Village in Gloucestershire, England

Baunton is a village and civil parish in the Cotswold district of Gloucestershire, England, located about two miles north of Cirencester on the River Churn.

There is archaeological evidence of human habitation around the village in Prehistoric and Roman times. The village is recorded in Domesday Book in 1086 under the name of Baudintone which means an estate associated with a man called Balda.

The Norman church of St Mary Magdalene was built by the Augustinian monks of Cirencester Abbey as a Chapel of Ease in about 1150. Inside there is large wall painting, probably dating from the 14th century, which depicts St Christopher carrying the Christ Child across a stream.
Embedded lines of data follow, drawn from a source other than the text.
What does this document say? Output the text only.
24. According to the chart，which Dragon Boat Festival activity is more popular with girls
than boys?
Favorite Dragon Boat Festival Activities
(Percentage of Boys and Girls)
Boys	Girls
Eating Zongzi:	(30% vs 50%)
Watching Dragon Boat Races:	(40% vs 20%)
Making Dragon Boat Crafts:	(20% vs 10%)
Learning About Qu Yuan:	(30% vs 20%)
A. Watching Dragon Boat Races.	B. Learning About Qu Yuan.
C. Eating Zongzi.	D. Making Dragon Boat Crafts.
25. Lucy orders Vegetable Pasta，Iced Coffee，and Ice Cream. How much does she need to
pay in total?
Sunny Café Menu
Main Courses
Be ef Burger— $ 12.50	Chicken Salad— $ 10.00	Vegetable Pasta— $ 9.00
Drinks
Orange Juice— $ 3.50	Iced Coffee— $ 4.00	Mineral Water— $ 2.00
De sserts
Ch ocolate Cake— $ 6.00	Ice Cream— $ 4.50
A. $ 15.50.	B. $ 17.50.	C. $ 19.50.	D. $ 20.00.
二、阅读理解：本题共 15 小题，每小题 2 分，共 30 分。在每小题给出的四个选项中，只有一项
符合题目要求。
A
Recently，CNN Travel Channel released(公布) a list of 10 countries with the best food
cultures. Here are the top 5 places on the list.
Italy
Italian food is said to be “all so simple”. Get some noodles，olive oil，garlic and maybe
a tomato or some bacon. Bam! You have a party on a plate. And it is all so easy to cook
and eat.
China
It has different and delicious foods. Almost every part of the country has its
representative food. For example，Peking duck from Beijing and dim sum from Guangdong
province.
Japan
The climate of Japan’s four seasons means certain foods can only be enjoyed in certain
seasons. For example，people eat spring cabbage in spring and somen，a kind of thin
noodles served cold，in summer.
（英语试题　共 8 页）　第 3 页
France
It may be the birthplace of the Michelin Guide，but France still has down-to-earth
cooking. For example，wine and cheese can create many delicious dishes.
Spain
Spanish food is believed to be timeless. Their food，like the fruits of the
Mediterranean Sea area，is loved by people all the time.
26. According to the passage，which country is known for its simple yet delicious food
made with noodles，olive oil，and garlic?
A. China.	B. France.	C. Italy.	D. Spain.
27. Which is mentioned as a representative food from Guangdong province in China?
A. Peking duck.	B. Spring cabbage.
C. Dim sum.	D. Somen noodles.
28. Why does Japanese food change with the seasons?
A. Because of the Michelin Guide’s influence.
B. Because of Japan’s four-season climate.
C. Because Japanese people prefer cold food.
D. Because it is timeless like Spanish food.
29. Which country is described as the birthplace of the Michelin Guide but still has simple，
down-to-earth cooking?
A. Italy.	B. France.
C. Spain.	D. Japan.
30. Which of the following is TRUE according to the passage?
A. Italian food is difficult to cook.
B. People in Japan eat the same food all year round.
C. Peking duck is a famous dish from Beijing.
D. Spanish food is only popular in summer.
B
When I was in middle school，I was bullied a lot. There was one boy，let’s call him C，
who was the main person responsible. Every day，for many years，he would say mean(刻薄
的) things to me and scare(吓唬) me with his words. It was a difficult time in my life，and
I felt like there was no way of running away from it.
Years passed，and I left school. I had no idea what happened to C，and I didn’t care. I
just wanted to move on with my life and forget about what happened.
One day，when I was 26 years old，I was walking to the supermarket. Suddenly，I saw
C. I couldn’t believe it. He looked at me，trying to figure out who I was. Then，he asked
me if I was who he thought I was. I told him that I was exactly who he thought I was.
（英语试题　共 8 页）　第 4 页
It became the parish church in 1551. The village contains a number of Grade II listed buildings including the 16th century Manor House and Baunton Mill. The village is in an Area of Outstanding Natural Beauty and much of it is classified a Conservation Area.

The Manor of Baunton belonged to a succession of families including the George and Chester Master families. John George of Baunton was MP for Cirencester at the time of the Civil War. He was initially a Parliamentarian, but when his life was spared by the Royalists who had captured him, he converted to the King's side.

According to the 2001 census it had a population of 290, increasing to 299 at the 2011 census.

The village is at the southern edge of the Churn Valley electoral ward, which stretches up the valley to Coberley. The total ward population taken at the 2011 census was 1,970.